Mira que me lo repito: “Jorge, no mires el letrero. No lo mires”. ¿Y qué hago? Pues mirarlo, por supuesto. Faltaría más.
Algunos ya sabréis que, en mi constante lucha contra el colesterol que recorre mis venas, varios días a la semana vuelvo corriendo del trabajo. Buena parte del camino la hago por el Paseo de la Quinta, con el río Arlanzón a mi derecha. Allí hay una serie de letreros que indican la distancia hasta el principio del Paseo.

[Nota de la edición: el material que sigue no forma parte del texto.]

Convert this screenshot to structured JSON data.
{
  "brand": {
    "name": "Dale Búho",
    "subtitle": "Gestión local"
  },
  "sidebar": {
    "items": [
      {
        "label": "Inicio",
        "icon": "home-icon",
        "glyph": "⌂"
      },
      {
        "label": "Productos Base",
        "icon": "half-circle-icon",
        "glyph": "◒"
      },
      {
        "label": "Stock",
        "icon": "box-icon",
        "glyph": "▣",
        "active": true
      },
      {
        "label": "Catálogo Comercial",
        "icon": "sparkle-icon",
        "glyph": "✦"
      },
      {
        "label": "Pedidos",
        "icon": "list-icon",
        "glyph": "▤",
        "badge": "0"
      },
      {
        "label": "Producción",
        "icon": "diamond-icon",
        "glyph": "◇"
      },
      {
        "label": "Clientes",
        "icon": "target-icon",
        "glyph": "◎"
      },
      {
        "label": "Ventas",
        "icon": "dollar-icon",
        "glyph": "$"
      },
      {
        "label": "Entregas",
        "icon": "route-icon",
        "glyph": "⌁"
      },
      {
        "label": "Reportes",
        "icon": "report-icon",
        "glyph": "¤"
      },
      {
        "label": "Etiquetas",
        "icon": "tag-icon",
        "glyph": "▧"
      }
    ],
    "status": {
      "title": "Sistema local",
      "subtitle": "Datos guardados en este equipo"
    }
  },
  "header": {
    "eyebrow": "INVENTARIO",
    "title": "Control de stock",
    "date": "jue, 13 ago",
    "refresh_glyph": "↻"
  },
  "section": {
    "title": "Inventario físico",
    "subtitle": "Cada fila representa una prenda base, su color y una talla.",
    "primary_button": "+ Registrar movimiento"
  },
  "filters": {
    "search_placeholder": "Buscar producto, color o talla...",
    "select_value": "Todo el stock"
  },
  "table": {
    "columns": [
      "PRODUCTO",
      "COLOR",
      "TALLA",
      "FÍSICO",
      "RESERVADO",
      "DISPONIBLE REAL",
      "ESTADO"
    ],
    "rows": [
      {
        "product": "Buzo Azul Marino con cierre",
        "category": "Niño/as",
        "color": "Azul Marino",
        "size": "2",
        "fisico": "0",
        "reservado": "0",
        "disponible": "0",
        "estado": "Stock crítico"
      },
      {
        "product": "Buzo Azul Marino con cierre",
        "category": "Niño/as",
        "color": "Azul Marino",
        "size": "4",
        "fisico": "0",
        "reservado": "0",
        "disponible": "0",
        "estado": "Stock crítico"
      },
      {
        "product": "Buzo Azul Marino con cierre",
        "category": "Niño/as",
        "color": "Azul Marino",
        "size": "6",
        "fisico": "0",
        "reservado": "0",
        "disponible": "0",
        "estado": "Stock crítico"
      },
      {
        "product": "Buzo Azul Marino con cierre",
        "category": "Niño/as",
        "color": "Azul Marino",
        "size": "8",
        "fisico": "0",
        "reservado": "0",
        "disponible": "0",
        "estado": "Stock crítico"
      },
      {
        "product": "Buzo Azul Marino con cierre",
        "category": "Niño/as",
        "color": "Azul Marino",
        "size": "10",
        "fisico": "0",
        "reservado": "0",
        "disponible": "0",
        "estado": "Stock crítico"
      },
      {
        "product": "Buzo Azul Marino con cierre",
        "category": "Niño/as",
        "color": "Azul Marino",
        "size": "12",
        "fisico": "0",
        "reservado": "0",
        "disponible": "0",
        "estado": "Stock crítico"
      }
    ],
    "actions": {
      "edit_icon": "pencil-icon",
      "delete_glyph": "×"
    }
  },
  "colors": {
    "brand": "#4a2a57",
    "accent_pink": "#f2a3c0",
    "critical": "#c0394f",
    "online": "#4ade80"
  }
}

Pues siempre me digo que no voy a mirar. Y casi siempre (casi, que a veces me hago caso) acabo mirando, aunque sea de reojo, curiosamente cuando faltan 1300 metros. En ese momento, mi subconsciente hace la terrible constatación: “¡Todavía 1300 metros de Paseo, más lo que queda hasta casa!” Y mi yo consciente se apresura a decirle: “¡Cierra el pico!” Pero ya es tarde. No sé a los demás, pero a mí me sienta bastante mal ese momento. Sí, ya sé que puedo llegar y, de hecho, llego hasta casa. Sin embargo, ver ese letrerito me supone un pequeño mazazo psicológico.
Y todo porque, en lugar de centrarme en el objetivo, me centro en el punto en el que estoy en ese momento. Un error que, en una carrera como la mía, no supone más que un pequeño traspiés. Pero en otros contextos puede llevar a serios problemas.
Sin salir del ámbito deportivo, ¿qué ocurriría si, en una carrera larga, por ejemplo, el deportista se centrara en lo cansado que está, todo lo que falta todavía o lo que le ha costado llegar hasta ese punto?
¿Qué ocurriría si en el camino a la santidad, tantos santos se hubieran quedado dándole vueltas a su ristra de pecados en lugar de fijarse en Dios, en seguirle lo mejor posible, en buscar Su voluntad aunque tropezaran una y otra vez?
O mantenemos la mirada en la meta, o nos quedamos por el camino, lamentándonos de lo difícil que es llegar hasta el que se supone era el objetivo. Y el secreto no es otro que avanzar. Pase lo que pase, avanzar.